The GameStop revolution is unlikely to sink Steve Cohen and the Mets, but

Melvin Capital had been betting on the end of GameStop, a company that, to be fair, sucks and is bound to fail sooner or later.  Mets owner Steve Cohen invested $ 2.75 to protect the stock firm as it faltered in the face of nerds who bought shares in the video game retailer.

Melvin Capital had been betting on the end of GameStop, a company that, to be fair, sucks and is bound to fail sooner or later. Mets owner Steve Cohen contributed $ 2.75 to protect the stock firm as it faltered when buying nerds video game retailer shares.
Photograph: Getty Images

The hope for the little boy, who we all are, is that one day hell will come for breakfast from the hedge fund tools that are very close to ruining baseball, the country and the globe. And at that point, through some inexplicable force that could only be karma, they would all have to work at Wendy’s so they could experience what a minimum wage really is. The system is too complicated for this reckoning to happen, and they have already bought and paid for anyone who may have made that change, but there is still hope. Hope is a good thing, perhaps the best thing, after all.

The canary in the coal mine would always be the Mets, of course.

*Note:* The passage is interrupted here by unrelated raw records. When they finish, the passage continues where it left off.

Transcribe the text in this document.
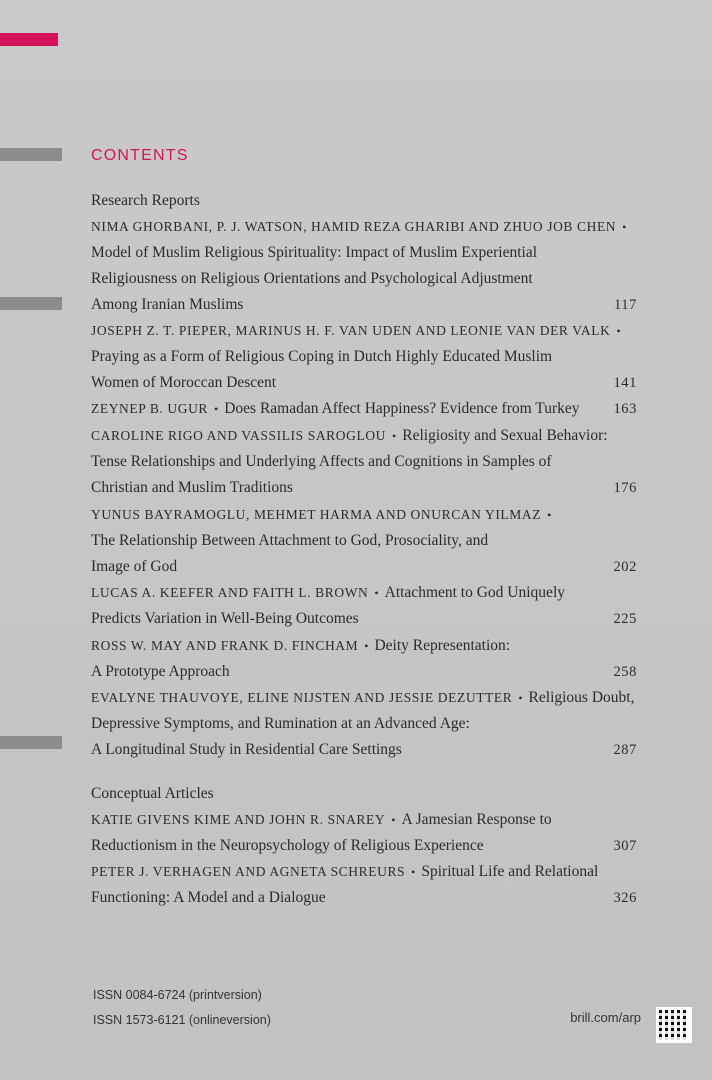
CONTENTS
Research Reports
NIMA GHORBANI, P. J. WATSON, HAMID REZA GHARIBI AND ZHUO JOB CHEN •
Model of Muslim Religious Spirituality: Impact of Muslim Experiential
Religiousness on Religious Orientations and Psychological Adjustment
Among Iranian Muslims	117
JOSEPH Z. T. PIEPER, MARINUS H. F. VAN UDEN AND LEONIE VAN DER VALK •
Praying as a Form of Religious Coping in Dutch Highly Educated Muslim
Women of Moroccan Descent	141
ZEYNEP B. UGUR • Does Ramadan Affect Happiness? Evidence from Turkey	163
CAROLINE RIGO AND VASSILIS SAROGLOU • Religiosity and Sexual Behavior:
Tense Relationships and Underlying Affects and Cognitions in Samples of
Christian and Muslim Traditions	176
YUNUS BAYRAMOGLU, MEHMET HARMA AND ONURCAN YILMAZ •
The Relationship Between Attachment to God, Prosociality, and
Image of God	202
LUCAS A. KEEFER AND FAITH L. BROWN • Attachment to God Uniquely
Predicts Variation in Well-Being Outcomes	225
ROSS W. MAY AND FRANK D. FINCHAM • Deity Representation:
A Prototype Approach	258
EVALYNE THAUVOYE, ELINE NIJSTEN AND JESSIE DEZUTTER • Religious Doubt,
Depressive Symptoms, and Rumination at an Advanced Age:
A Longitudinal Study in Residential Care Settings	287
Conceptual Articles
KATIE GIVENS KIME AND JOHN R. SNAREY • A Jamesian Response to
Reductionism in the Neuropsychology of Religious Experience	307
PETER J. VERHAGEN AND AGNETA SCHREURS • Spiritual Life and Relational
Functioning: A Model and a Dialogue	326
ISSN 0084-6724 (printversion)
ISSN 1573-6121 (onlineversion)	brill.com/arp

After all, Mets was the only sports franchise to receive the Joan Collins Special by Bernie Madoff, who gave sports fans a glimpse into the sordid world of hedge funds / Ponzi schemes and internal chaos. The Mets were paralyzed for years by the Wilpon family’s losses in the Madoff case. Is this happening again? Probably not. But you can excuse Mets fans for having some flashbacks and taking a little blanket to feel safe.

If you haven’t seen it, and this is very unlikely, as it has been happening everywhere in the last few days, there was a kind of mini-uprising against one of those insatiable hedge funds in the last few days. Melvin Capital had been selling shares of GameStop – betting that the retailer would sink while fighting, especially during the pandemic, to continue. I’m not going to try to explain the whole concept of “short trading” because, like you, I tend to squint with that kind of thing. Also, if you’re interested, here’s an excuse to find the scene. The Big Short Where Margot Robbie explains this in a bathtub, which will be a much more pleasant experience for you. In the crudest possible terms, basically, these wealthy idiots are trying to profit from the end of a company.

Well, some Reddit users decided to fight back and started buying GameStop shares. And buying and buying. Seeing how it would raise the price, and that’s exactly what Melvin Capital didn’t want, they were a little boneless. And it got worse, because Elon Musk always makes things worse, and the whole thing has continued to feed on itself for the past few days. The end of the game was that Melvin Capital came out with their skis in the order of $ 3 billion.

And that’s where the new owner of Mets, Steve Cohen, comes in.

Cohen’s Point72 Asset Management group is one of two funds that have come together to suck Melvin out with $ 2.75 billion to keep him afloat and hopefully survive the proletariat’s effort against them. It also took them out of the GameStop game (although some Reddit warriors are skeptical). Cohen’s company is “just” in it for $ 750 million at the moment, but you know how these things can work. GameStop’s shares are currently trading at about $ 320 per share, about 16 times more than on January 12, when it all started, and almost 50% higher since yesterday.

Cohen has already addressed this by calming the nerves of Mets fans, indicating that his baseball businesses and stakes don’t mix.

And this is probably true. $ 750 million is barely a fraction of Cohen’s total value, and that’s not how these things work, and he must be pretty sure. But it would be wonderful if he and the Mets were not. One of these days, these people will lose and lose a lot. And who loses more than Mets?